The CodeLumen team, the lighting division of Creates Group, has worked on this project for the last year, and we are happy to be a part of something bigger and to touch history. We want to share the story of the journey, historical facts, some of the project’s challenges, and how we overcame them using new technologies to change the look of El Paso’s historical landmark.
The main goal of the project was to illuminate the facade of The Bassett Building, which is located in downtown El Paso, Texas, and was recently transformed into a modern art deco Aloft Hotel and commercial spaces. The main challenge of this project was highlighting the historic architectural details of the building without compromising the aesthetic and historical aspects. How did we design and engineer sustainable lighting solutions to illuminate the exterior facade of the building? Hold on, let’s first dive into the history of this place.
The O.T. Bassett Tower was built by Charles N. Bassett in 1930 as a memorial to his father, Oscar T. Bassett, who was a pioneer El Pasoan and one of the founders of El Paso’s first bank, the State National Bank of El Paso. Henry C. Trost was the chief designer and architect of the building. El Paso Times acknowledged him in 1933: “He was the one who let himself be known by his works, rather than his words, one who made a valid and lasting contribution to the development of this great region. His was a life of purpose and achievement, and he leaves the Southwest richer for his having lived and worked in it.”

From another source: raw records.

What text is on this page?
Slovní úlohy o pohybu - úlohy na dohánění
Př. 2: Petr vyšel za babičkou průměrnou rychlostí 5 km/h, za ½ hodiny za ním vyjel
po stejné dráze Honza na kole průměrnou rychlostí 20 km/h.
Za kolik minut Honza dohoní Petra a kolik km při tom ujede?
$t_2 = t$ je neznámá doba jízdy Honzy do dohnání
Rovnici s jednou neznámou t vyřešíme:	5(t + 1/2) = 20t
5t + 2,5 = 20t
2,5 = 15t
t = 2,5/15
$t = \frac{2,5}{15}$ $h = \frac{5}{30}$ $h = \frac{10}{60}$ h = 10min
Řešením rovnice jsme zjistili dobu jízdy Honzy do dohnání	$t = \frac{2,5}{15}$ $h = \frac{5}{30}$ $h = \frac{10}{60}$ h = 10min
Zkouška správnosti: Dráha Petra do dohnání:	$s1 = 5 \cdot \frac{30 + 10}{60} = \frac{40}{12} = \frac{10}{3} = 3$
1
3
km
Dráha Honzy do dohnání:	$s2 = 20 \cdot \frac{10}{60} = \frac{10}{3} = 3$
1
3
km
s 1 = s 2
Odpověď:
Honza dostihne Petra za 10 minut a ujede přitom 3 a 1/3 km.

Henry Trost designed the building and decorated it with many nice details, including decorative terracotta elements and faces at the main entrance. Supposedly, one of the faces in the middle of the facade—a man with a heavy mustache—is Henry Trost himself; another suggestion is that it might be Oscar T. Bassett. Either way, to add such an element was a typical gesture of Trost’s sense of humor.

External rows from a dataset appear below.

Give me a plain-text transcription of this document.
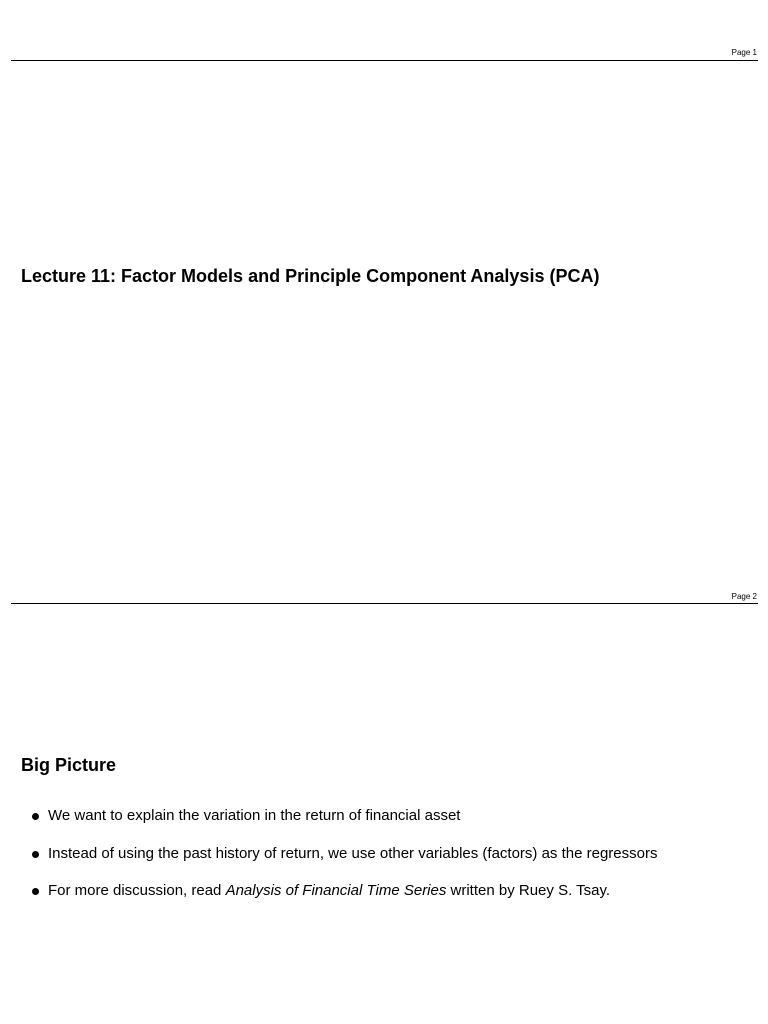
Page 1
Lecture 11: Factor Models and Principle Component Analysis (PCA)
Page 2
Big Picture
We want to explain the variation in the return of financial asset
Instead of using the past history of return, we use other variables (factors) as the regressors
For more discussion, read Analysis of Financial Time Series written by Ruey S. Tsay.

For the last ten to fifteen years, El Paso has invested in renovating the downtown area, making it more attractive for the citizens and aggressively vitalizing the central part of the city. When it comes to renovating historic buildings, a specific set of rules must be followed, and no significant changes to the state of construction can be made. To complete this project, we had to get our plans approved by the Texas State Historic Landmark Commission and El Paso’s local Landmark Commission—this stage alone took us months.